On dit que la fausse couche concerne une femme sur quatre. Peut-être cela vous concerne-t-il ou peut-être qu’une personne de votre entourage a traversé cela… Etant donné ces statistiques, la probabilité que vous connaissiez l’une ou l’autre de ces situations est assez grande.


Je n’ai jamais trop aimé ce genre de chiffres. Ils banalisent, pire, dépersonnalisent notre expérience. Ils pourraient réconforter, car on se dit qu’on n’est pas seule, mais non, c’est le contraire, on pleure pour notre bébé perdu, ce bébé jamais tenu, et dorénavant, on pleure aussi pour chaque mère aux entrailles arrachées. Et puis, on sait du même coup que cela pourrait nous arriver à nouveau... 

Quand j’entends ce genre de chiffres… J’entends une fatalité. Quand ma gynécologue me prévient de cette issue possible, « y a rien à faire », je veux lui crier : je me fiche de vos statistiques, ce bébé, celui-là, c’est le mien et je veux le protéger!

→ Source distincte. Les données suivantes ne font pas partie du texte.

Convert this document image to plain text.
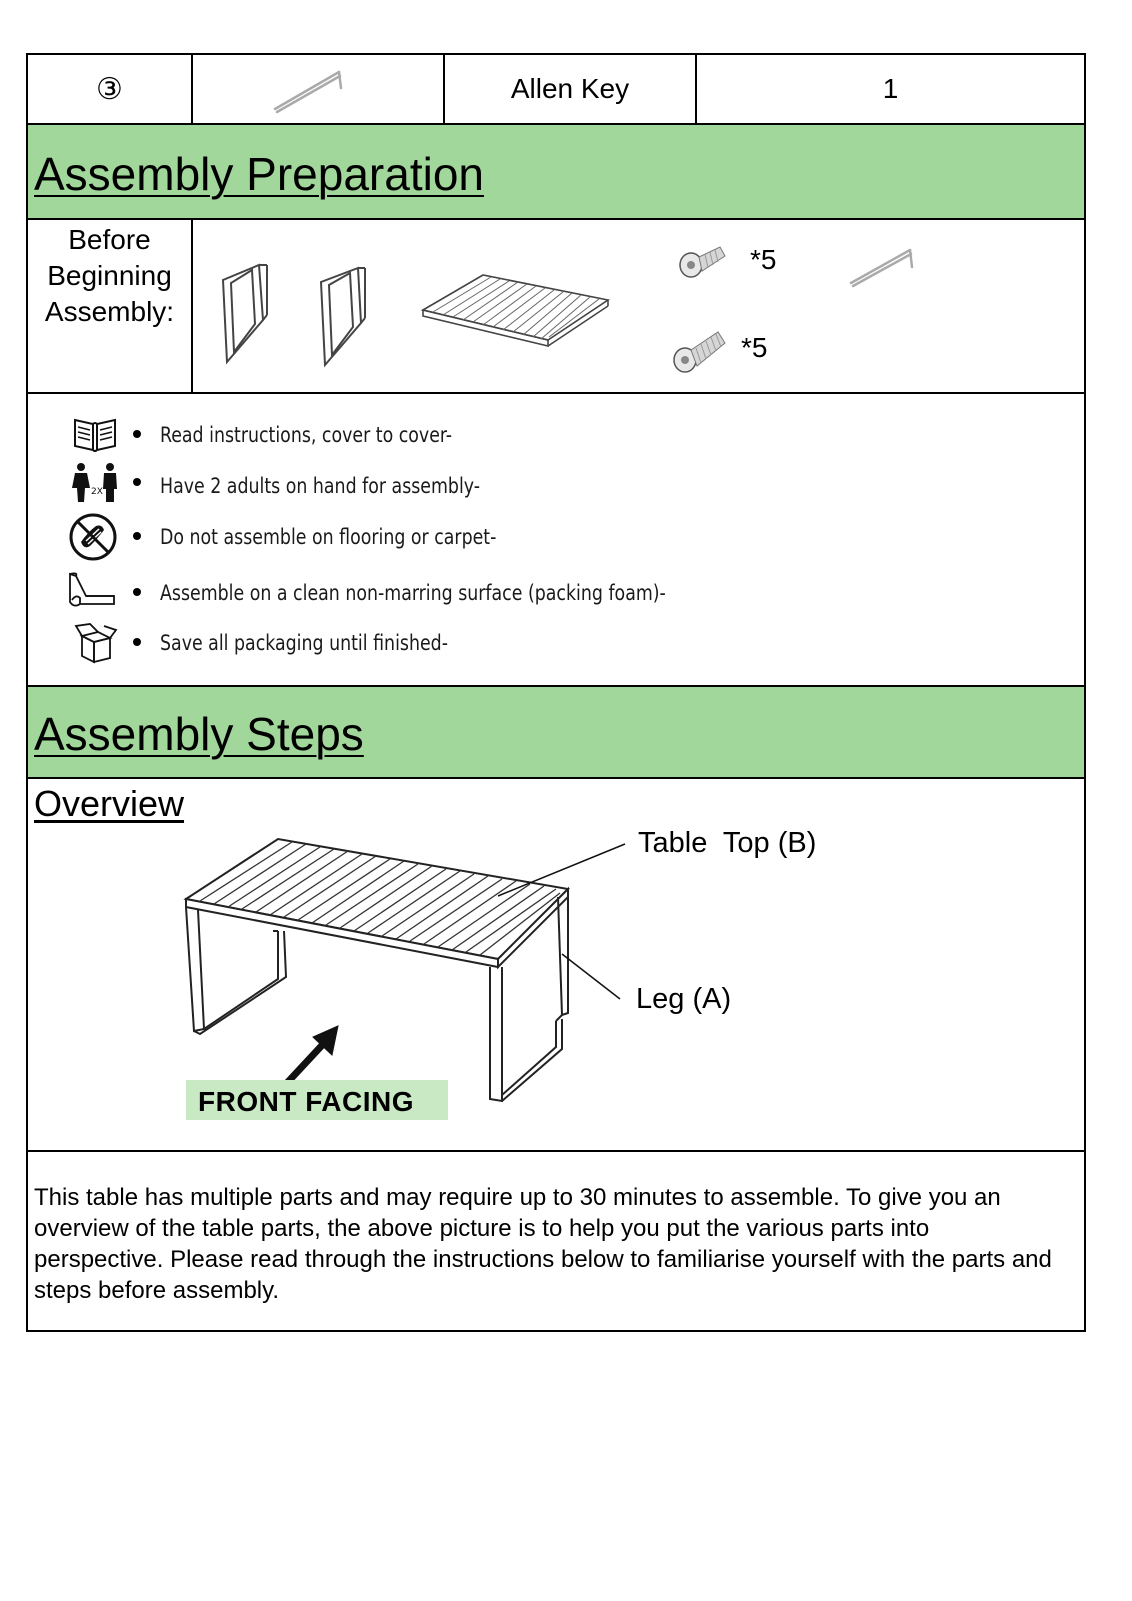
③	Allen Key	1
Assembly Preparation
Before
Beginning
Assembly:
*5
*5
Read instructions, cover to cover-
2X	Have 2 adults on hand for assembly-
Do not assemble on flooring or carpet-
Assemble on a clean non-marring surface (packing foam)-
Save all packaging until finished-
Assembly Steps
Overview
Table  Top (B)
Leg (A)
FRONT FACING
This table has multiple parts and may require up to 30 minutes to assemble. To give you an overview of the table parts, the above picture is to help you put the various parts into perspective. Please read through the instructions below to familiarise yourself with the parts and steps before assembly.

Et puis, je n’aime pas vraiment ce terme de « fausse couche ». Quand on y pense, quelle expression affreuse! Ne serait-ce pas préférable de parler de grossesse inachevée? Perdue peut-être... Mais pas fausse, s'il vous plaît. 


Non, votre petit n'était pas un simple amas de cellules qui aurait parasité votre utérus pendant quelques semaines ou quelques mois. Oui, vous êtes légitimées à souffrir et pleurer. Ce n'est pas parce que c'est fréquent et "naturel" que vous n'êtes pas autorisées à vivre un véritable deuil. Parfois, le personnel médical se blinde face à ce genre d'annonces et banalise illico l'expérience de la maman. Mais comme le faisait remarquer une amie, ils pratiquent souvent une IVG juste avant de vous recevoir ou juste après... Voilà qui peut être schizophrénique. Il peut être difficile d'accepter que peu de réconfort viendra de notre médecin...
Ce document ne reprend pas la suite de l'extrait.